Reading Online Novel

A Momentary Marriage(53)



Laura grabbed the armrest beside her and held on tightly, her stomach seemingly left behind her at the top of the hill, along with her bonnet. As the carriage jounced and swayed toward the bottom, Laura’s mind raced.

If the road had been straight before them, Laura thought the team would slow down once they reached the bottom. However, the slope ended just before the bridge and on the other side of the river the lane bent sharply around the base of the hill. The driver would have no hope of slowing the runaways before they took the curve, and the light victoria would overturn, sending its occupants flying.

“The river!” Laura shouted. “We have to jump!”

The driver swung halfway toward her, still hauling back uselessly on the reins. Laura crouched on the seat and grabbed the side of the carriage, muscles tensing, and prayed she wouldn’t misjudge the jump and land bone-breakingly on the side of the road or be unable to clear the bridge. Prayed, too, that the water would be deep enough, the current not too swift. The endless frightening possibilities charged through her mind too quickly to even grasp them all.

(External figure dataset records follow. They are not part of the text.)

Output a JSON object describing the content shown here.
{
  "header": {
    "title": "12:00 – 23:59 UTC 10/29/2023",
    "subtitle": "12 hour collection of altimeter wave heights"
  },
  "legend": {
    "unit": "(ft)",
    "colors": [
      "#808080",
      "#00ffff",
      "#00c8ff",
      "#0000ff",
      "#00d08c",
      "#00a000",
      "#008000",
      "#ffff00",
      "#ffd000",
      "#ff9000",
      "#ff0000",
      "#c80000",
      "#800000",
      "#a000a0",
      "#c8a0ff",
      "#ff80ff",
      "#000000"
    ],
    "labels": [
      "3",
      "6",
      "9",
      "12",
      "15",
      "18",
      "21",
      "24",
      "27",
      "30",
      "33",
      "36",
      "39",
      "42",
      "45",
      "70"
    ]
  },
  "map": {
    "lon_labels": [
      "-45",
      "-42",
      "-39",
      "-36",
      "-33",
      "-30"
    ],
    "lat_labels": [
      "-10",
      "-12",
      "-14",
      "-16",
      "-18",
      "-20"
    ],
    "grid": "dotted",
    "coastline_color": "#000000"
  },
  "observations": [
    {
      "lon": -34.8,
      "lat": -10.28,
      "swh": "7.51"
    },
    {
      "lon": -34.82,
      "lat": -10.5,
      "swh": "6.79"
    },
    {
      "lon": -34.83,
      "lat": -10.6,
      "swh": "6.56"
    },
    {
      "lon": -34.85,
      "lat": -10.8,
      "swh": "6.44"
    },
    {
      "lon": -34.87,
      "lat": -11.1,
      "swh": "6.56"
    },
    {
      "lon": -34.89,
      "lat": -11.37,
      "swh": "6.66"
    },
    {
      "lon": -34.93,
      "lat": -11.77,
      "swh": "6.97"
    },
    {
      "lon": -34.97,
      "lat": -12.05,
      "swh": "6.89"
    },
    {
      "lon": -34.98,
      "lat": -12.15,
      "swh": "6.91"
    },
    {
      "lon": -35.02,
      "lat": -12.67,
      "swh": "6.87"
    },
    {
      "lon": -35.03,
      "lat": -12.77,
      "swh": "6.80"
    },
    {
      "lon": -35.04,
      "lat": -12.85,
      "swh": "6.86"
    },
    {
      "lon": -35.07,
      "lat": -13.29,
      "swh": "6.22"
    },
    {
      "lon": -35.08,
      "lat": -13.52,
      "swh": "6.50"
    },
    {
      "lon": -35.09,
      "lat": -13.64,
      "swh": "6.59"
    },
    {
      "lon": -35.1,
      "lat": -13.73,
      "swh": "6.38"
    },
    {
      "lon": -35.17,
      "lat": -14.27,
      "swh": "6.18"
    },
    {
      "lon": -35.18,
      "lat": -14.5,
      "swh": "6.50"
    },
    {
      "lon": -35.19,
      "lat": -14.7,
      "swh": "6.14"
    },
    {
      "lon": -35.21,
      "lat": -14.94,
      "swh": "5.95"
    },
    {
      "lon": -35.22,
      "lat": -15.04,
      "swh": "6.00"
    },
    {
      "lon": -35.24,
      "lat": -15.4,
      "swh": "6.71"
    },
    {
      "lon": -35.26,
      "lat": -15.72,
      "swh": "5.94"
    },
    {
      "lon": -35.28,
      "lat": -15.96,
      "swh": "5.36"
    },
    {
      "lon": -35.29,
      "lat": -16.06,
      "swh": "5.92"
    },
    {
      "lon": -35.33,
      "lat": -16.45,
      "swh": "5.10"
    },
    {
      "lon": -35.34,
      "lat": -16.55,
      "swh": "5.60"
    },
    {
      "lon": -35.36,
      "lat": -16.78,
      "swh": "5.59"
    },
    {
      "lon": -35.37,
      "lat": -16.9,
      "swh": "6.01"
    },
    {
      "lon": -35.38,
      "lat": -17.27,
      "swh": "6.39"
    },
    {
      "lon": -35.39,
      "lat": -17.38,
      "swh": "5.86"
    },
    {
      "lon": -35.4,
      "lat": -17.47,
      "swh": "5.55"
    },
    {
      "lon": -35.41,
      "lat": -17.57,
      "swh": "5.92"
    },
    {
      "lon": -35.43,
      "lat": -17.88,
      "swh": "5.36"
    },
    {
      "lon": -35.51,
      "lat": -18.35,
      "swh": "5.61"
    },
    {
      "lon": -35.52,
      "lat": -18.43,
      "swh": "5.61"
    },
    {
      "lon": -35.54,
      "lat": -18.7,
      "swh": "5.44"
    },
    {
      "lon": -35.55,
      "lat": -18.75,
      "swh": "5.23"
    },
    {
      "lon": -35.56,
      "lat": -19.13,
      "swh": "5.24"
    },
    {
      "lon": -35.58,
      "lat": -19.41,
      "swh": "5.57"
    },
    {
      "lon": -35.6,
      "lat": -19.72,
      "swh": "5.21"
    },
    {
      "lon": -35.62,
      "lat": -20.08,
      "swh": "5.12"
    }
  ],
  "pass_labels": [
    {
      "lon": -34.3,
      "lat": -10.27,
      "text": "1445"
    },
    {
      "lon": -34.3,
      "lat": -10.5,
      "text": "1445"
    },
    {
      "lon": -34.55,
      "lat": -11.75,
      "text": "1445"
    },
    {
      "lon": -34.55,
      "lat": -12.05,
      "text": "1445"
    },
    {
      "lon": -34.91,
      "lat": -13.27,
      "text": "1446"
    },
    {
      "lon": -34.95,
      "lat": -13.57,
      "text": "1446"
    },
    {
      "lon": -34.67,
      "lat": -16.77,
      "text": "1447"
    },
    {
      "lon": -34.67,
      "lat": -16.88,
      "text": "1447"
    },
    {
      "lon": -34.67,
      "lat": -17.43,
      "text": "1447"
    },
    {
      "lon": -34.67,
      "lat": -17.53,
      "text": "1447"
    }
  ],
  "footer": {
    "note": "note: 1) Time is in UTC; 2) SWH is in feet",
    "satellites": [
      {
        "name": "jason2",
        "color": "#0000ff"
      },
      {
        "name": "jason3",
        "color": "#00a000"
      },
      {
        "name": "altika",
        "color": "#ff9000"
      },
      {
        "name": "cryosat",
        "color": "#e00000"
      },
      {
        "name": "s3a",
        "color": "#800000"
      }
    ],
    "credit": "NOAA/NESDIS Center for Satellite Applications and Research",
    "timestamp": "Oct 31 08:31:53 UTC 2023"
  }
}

The road leveled out, and the horses pounded onto the bridge. With another shout to the driver, Laura took a deep breath and launched herself from the carriage.





chapter 20


There was an instant of terrifying flight through the air before Laura hit the river. The water was another shock, cold despite the warmth of the day, and her momentum sent her deep enough that her feet touched the bottom. She pushed off with all her might, shooting up through the water.

Her head popped up on the downriver side of the narrow bridge. Water soaked her petticoats and skirts and filled her shoes, but fortune was still on her side, for she landed not far from the shore and the current was a lazy one.

She struck out strongly for the side. Reeds and ferns and even small trees grew along the gently sloping bank of the water, and she grabbed at them, pulling herself in until her feet finally found purchase in the mud.

She could see Littletree not far from her, nearer the shore and upriver, clinging with one hand to a slender sapling growing out of the bank. His other arm hung uselessly at his side; his face was white and contorted with pain.

Laura slogged toward him through the reedy water and mud, moving sideways and holding on to whatever plant or root was handy to help propel herself forward against the current. Littletree was obviously too dazed to realize that he could simply push his legs down and scramble up the bank.

She was only a foot from him when the slender branch he clung to finally ripped. He yelled in panic, but Laura was able to turn and reach out, blocking him. She held on to him with one hand, and with the other kept a firm hold on the root of a large tree that protruded from the dirt.

“Put your feet down. Climb.” She hadn’t the strength to hold him long against the current; her grip would soon slip from either him or the root.

But Littletree had recovered enough from his initial panic that he understood and fought for a toehold in the muddy bottom. With his good arm, he managed to grasp another of the roots, and they plowed forward onto the bank. Falling and stumbling, they dragged themselves up the muddy slope and flopped down on the ground, water streaming off them. Laura sat, gasping for air and trying to stop shaking all over.

“Biscuit . . . Binky. . .” Littletree moaned.

Laura looked at him in bewilderment, until she realized he must be talking about the horses. That would be his first concern, of course. “I’m sure they’ll be fine,” she told him bracingly, though she had her own doubts as to that. “They’ll have to stop running after a while. If nothing else, the carriage turning over should slow them down.”

“Ohhh.” He let out another groan at this statement and brought his hand up to cover his eyes.

“You’ve hurt your arm. Is it broken?”

He nodded, his face so white the smattering of freckles on it stood out. “I think so, my lady. I hit it on something when I jumped. The bridge, maybe.” He pulled his feet under him, starting to get up. “I need to find the team.”

“You need to sit right here and do nothing,” Laura corrected, putting her hand on his good shoulder to keep him down. “How do you think you’d handle them, anyway, with only one good arm?”

He nodded, seeing the sense of that. It might have helped that even starting to stand had made him look distinctly queasy. Laura rose, picking various leaves and twigs and a strand of some sort of vine from her clothes and hair. She wrung what water she could from her muddy skirts. Her legs were shaky, but at least the trembling in her fingers had nearly stopped.

“I’m going up to the road. Someone is bound to come along sooner or later.”